ROCK | Un an après un album déjà gonflé de protest songs vengeresses, Cooder se présente à l’Election Special, question les républicains et la tyrannie de Wall Street.

RY COODER, ELECTION SPECIAL, DISTRIBUÉ PAR WARNER. ****

La diatribe moqueuse commence dès le premier morceau, Mutt Romney Blues (…), allusion même pas dissimulée au candidat ultra-conservateur Mitt Romney qui espère battre Obama aux Présidentielles de novembre prochain. Le Républicain Pro life, à la tête d’une fortune estimée de 150 à 250 millions de dollars, est traité par un air bastringue sur lequel Cooder décrit avec beaucoup de volupté le peu de cas que Romney fait de ses chiens. Ne parlons même pas des humains concernés. Le ton est donné: sur son 16e album solo, l’artiste américain utilise les vieilles musiques du cru comme support à ses idées actuelles, anti-conservatrices, donnant une place de choix à la politique traitée avec humour et pugnacité.

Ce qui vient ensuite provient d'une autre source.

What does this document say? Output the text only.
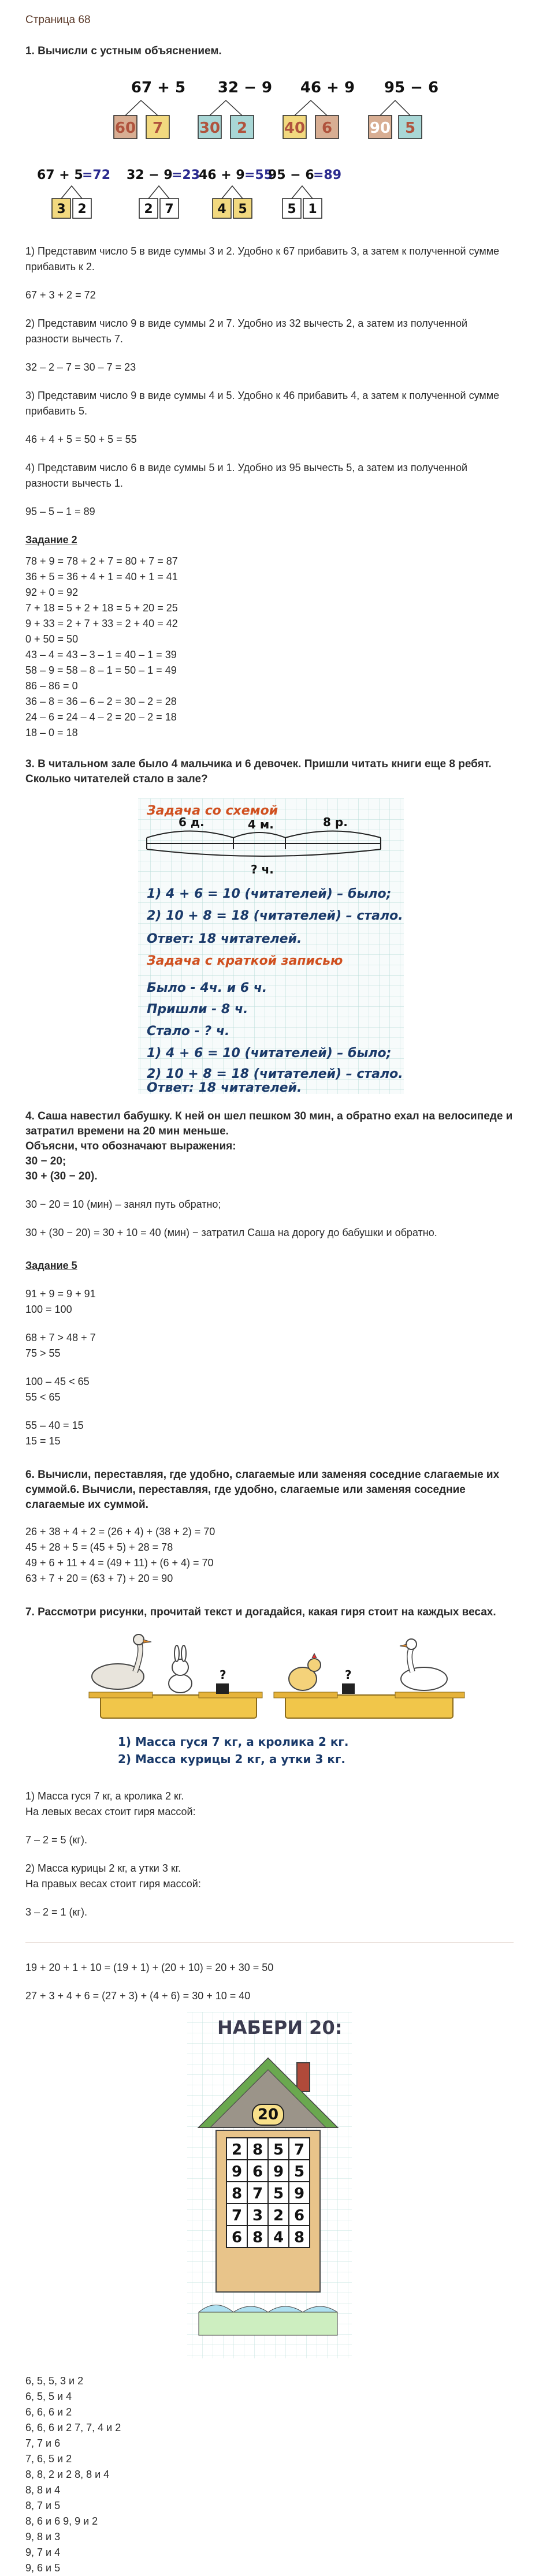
Страница 68
1. Вычисли с устным объяснением.
67 + 5 32 − 9 46 + 9 95 − 6
60 7 30 2 40 6 90 5
67 + 5
=72 32 − 9
=23
46 + 9 =55
95 − 6
=89
3 2	2 7	4 5	5 1
1) Представим число 5 в виде суммы 3 и 2. Удобно к 67 прибавить 3, а затем к полученной сумме прибавить к 2.
67 + 3 + 2 = 72
2) Представим число 9 в виде суммы 2 и 7. Удобно из 32 вычесть 2, а затем из полученной разности вычесть 7.
32 – 2 – 7 = 30 – 7 = 23
3) Представим число 9 в виде суммы 4 и 5. Удобно к 46 прибавить 4, а затем к полученной сумме прибавить 5.
46 + 4 + 5 = 50 + 5 = 55
4) Представим число 6 в виде суммы 5 и 1. Удобно из 95 вычесть 5, а затем из полученной разности вычесть 1.
95 – 5 – 1 = 89
Задание 2
78 + 9 = 78 + 2 + 7 = 80 + 7 = 87
36 + 5 = 36 + 4 + 1 = 40 + 1 = 41
92 + 0 = 92
7 + 18 = 5 + 2 + 18 = 5 + 20 = 25
9 + 33 = 2 + 7 + 33 = 2 + 40 = 42
0 + 50 = 50
43 – 4 = 43 – 3 – 1 = 40 – 1 = 39
58 – 9 = 58 – 8 – 1 = 50 – 1 = 49
86 – 86 = 0
36 – 8 = 36 – 6 – 2 = 30 – 2 = 28
24 – 6 = 24 – 4 – 2 = 20 – 2 = 18
18 – 0 = 18
3. В читальном зале было 4 мальчика и 6 девочек. Пришли читать книги еще 8 ребят. Сколько читателей стало в зале?
Задача со схемой
6 д.	4 м.	8 р.
? ч.
1) 4 + 6 = 10 (читателей) – было;
2) 10 + 8 = 18 (читателей) – стало.
Ответ: 18 читателей.
Задача с краткой записью
Было - 4ч. и 6 ч.
Пришли - 8 ч.
Стало - ? ч.
1) 4 + 6 = 10 (читателей) – было;
2) 10 + 8 = 18 (читателей) – стало.
Ответ: 18 читателей.
4. Саша навестил бабушку. К ней он шел пешком 30 мин, а обратно ехал на велосипеде и затратил времени на 20 мин меньше.
Объясни, что обозначают выражения:
30 − 20;
30 + (30 − 20).
30 − 20 = 10 (мин) – занял путь обратно;
30 + (30 − 20) = 30 + 10 = 40 (мин) − затратил Саша на дорогу до бабушки и обратно.
Задание 5
91 + 9 = 9 + 91
100 = 100
68 + 7 > 48 + 7
75 > 55
100 – 45 < 65
55 < 65
55 – 40 = 15
15 = 15
6. Вычисли, переставляя, где удобно, слагаемые или заменяя соседние слагаемые их суммой.6. Вычисли, переставляя, где удобно, слагаемые или заменяя соседние слагаемые их суммой.
26 + 38 + 4 + 2 = (26 + 4) + (38 + 2) = 70
45 + 28 + 5 = (45 + 5) + 28 = 78
49 + 6 + 11 + 4 = (49 + 11) + (6 + 4) = 70
63 + 7 + 20 = (63 + 7) + 20 = 90
7. Рассмотри рисунки, прочитай текст и догадайся, какая гиря стоит на каждых весах.
?	?
1) Масса гуся 7 кг, а кролика 2 кг.
2) Масса курицы 2 кг, а утки 3 кг.
1) Масса гуся 7 кг, а кролика 2 кг.
На левых весах стоит гиря массой:
7 – 2 = 5 (кг).
2) Масса курицы 2 кг, а утки 3 кг.
На правых весах стоит гиря массой:
3 – 2 = 1 (кг).
19 + 20 + 1 + 10 = (19 + 1) + (20 + 10) = 20 + 30 = 50
27 + 3 + 4 + 6 = (27 + 3) + (4 + 6) = 30 + 10 = 40
НАБЕРИ 20:
20
2 8 5 7
9 6 9 5
8 7 5 9
7 3 2 6
6 8 4 8
6, 5, 5, 3 и 2
6, 5, 5 и 4
6, 6, 6 и 2
6, 6, 6 и 2 7, 7, 4 и 2
7, 7 и 6
7, 6, 5 и 2
8, 8, 2 и 2 8, 8 и 4
8, 8 и 4
8, 7 и 5
8, 6 и 6 9, 9 и 2
9, 8 и 3
9, 7 и 4
9, 6 и 5
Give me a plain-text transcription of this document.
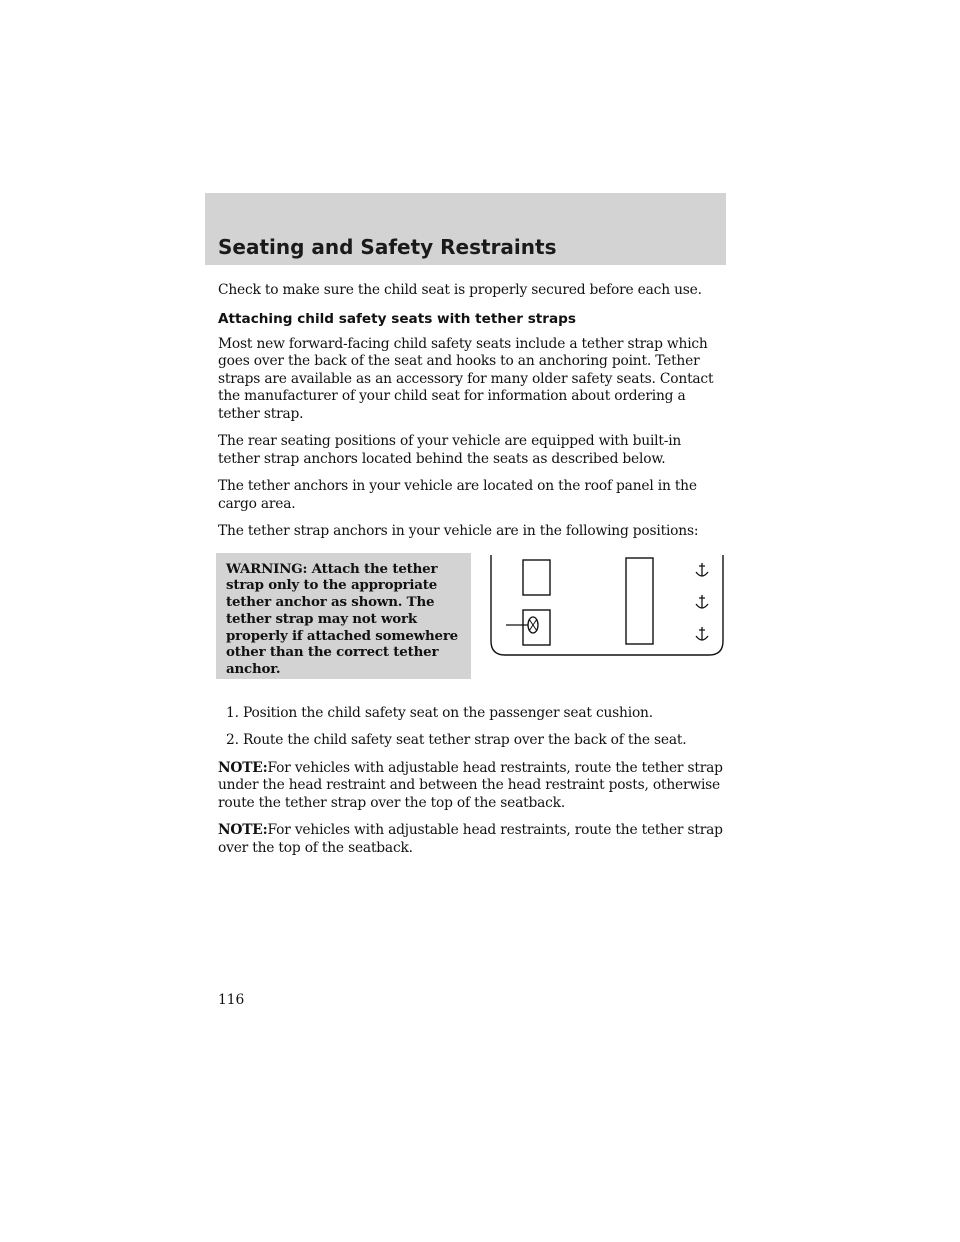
Seating and Safety Restraints

Check to make sure the child seat is properly secured before each use.

Attaching child safety seats with tether straps

Most new forward-facing child safety seats include a tether strap which goes over the back of the seat and hooks to an anchoring point. Tether straps are available as an accessory for many older safety seats. Contact the manufacturer of your child seat for information about ordering a tether strap.

The rear seating positions of your vehicle are equipped with built-in tether strap anchors located behind the seats as described below.

The tether anchors in your vehicle are located on the roof panel in the cargo area.

The tether strap anchors in your vehicle are in the following positions:

WARNING: Attach the tether strap only to the appropriate tether anchor as shown. The tether strap may not work properly if attached somewhere other than the correct tether anchor.

1. Position the child safety seat on the passenger seat cushion.

2. Route the child safety seat tether strap over the back of the seat.

NOTE:For vehicles with adjustable head restraints, route the tether strap under the head restraint and between the head restraint posts, otherwise route the tether strap over the top of the seatback.

NOTE:For vehicles with adjustable head restraints, route the tether strap over the top of the seatback.

116
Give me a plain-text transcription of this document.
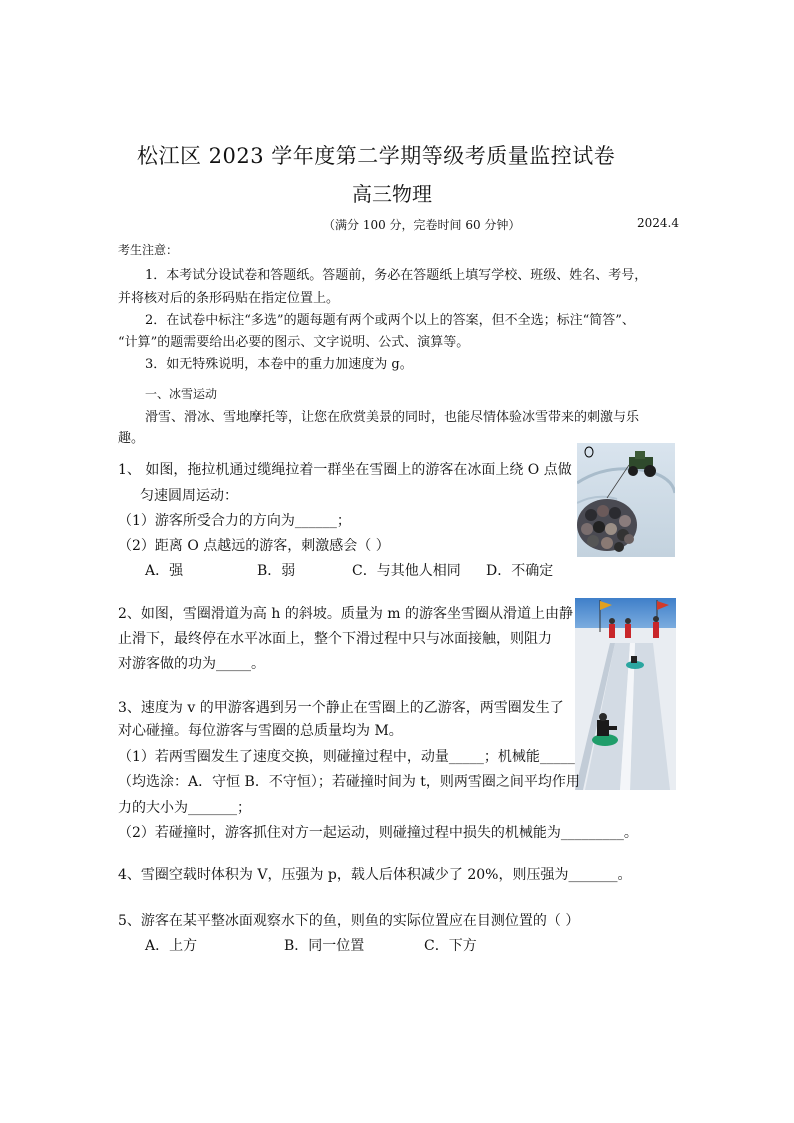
松江区 2023 学年度第二学期等级考质量监控试卷
高三物理
（满分 100 分，完卷时间 60 分钟）	2024.4
考生注意：
1．本考试分设试卷和答题纸。答题前，务必在答题纸上填写学校、班级、姓名、考号，
并将核对后的条形码贴在指定位置上。
2．在试卷中标注“多选”的题每题有两个或两个以上的答案，但不全选；标注“简答”、
“计算”的题需要给出必要的图示、文字说明、公式、演算等。
3．如无特殊说明，本卷中的重力加速度为 g。
一、冰雪运动
滑雪、滑冰、雪地摩托等，让您在欣赏美景的同时，也能尽情体验冰雪带来的刺激与乐
趣。
1、 如图，拖拉机通过缆绳拉着一群坐在雪圈上的游客在冰面上绕 O 点做
匀速圆周运动：
（1）游客所受合力的方向为______；
（2）距离 O 点越远的游客，刺激感会（ ）
A．强	B．弱	C．与其他人相同 D．不确定
2、如图，雪圈滑道为高 h 的斜坡。质量为 m 的游客坐雪圈从滑道上由静
止滑下，最终停在水平冰面上，整个下滑过程中只与冰面接触，则阻力
对游客做的功为_____。
3、速度为 v 的甲游客遇到另一个静止在雪圈上的乙游客，两雪圈发生了
对心碰撞。每位游客与雪圈的总质量均为 M。
（1）若两雪圈发生了速度交换，则碰撞过程中，动量_____；机械能_____
（均选涂：A．守恒 B．不守恒）；若碰撞时间为 t，则两雪圈之间平均作用
力的大小为_______；
（2）若碰撞时，游客抓住对方一起运动，则碰撞过程中损失的机械能为_________。
4、雪圈空载时体积为 V，压强为 p，载人后体积减少了 20%，则压强为_______。
5、游客在某平整冰面观察水下的鱼，则鱼的实际位置应在目测位置的（ ）
A．上方	B．同一位置	C．下方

Dans le très beau Cold Cold Feeling, sur un beat ralenti par le blues qui monte en sève et des parties de slide dignes d’Elmore James, Ry prend la défense d’Obama et demande aux critiques exacerbés de se mettre pendant un mile (1,6 km) dans les pompes d’un président dont la démocratie réelle dérange. Au titre suivant, c’est l’éblouissante (…) Sarah Palin qui prend une cure express d’intelligence sur une mélodie aussi volatile que cette moralisatrice borgne du Tea Party. La plupart des neuf chansons sont ainsi traversées de pensées citoyennes, questionnant la nécessité d’inviter des recruteurs de l’armée dans les lycées américains (The 90 and the 9) ou bien rappelant aux flics qui chargent les protestataires qu’ils sont entre autres payés par ces derniers (The Wall Street Part of Town).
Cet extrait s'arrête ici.